Files to upload for this task before execution. Paths are resolved relative to this task’s task_work_path. Put per-task inputs here; files shared by all tasks belong in submission.forward_common_files.

backward_files:#
type: typing.List[str], optional, default: []
argument path: submission/task_list/backward_files

Files to download for this task after execution. Paths are collected from this task’s task_work_path on the execution side and synchronized back to the same relative task directory under the local staging root (typically machine.local_root/work_base).

outlog:#
type: str | NoneType, optional, default: log
argument path: submission/task_list/outlog

Filename used to redirect stdout inside task_work_path while the task runs.
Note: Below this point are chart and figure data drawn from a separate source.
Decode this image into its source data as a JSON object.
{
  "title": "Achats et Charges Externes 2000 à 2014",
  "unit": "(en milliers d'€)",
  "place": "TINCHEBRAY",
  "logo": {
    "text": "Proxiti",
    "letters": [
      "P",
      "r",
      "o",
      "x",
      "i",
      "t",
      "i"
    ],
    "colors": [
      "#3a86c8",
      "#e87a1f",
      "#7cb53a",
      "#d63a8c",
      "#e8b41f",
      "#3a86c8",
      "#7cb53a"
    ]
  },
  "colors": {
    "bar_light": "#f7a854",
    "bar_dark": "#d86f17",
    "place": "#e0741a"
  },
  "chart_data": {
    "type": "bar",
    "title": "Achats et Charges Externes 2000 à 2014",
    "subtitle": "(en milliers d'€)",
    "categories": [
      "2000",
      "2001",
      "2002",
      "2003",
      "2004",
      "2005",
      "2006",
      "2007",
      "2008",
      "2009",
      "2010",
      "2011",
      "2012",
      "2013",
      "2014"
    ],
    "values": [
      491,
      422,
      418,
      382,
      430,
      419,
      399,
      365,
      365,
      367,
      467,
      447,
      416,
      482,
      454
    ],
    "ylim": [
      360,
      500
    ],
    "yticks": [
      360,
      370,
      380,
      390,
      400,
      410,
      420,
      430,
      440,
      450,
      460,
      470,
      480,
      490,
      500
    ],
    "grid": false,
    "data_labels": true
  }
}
If this file is downloaded or synchronized back, it typically appears under the same relative task directory on the local side.

errlog:#
type: str | NoneType, optional, default: err
argument path: submission/task_list/errlog

Filename used to redirect stderr inside task_work_path while the task runs. If this file is downloaded or synchronized back, it typically appears under the same relative task directory on the local side.

Options#

  • --dry-run: Only upload files without submitting.

  • --exit-on-submit: Exit after submitting without waiting for completion.

  • --allow-ref: Allow loading external JSON/YAML snippets through $ref (disabled by default for security).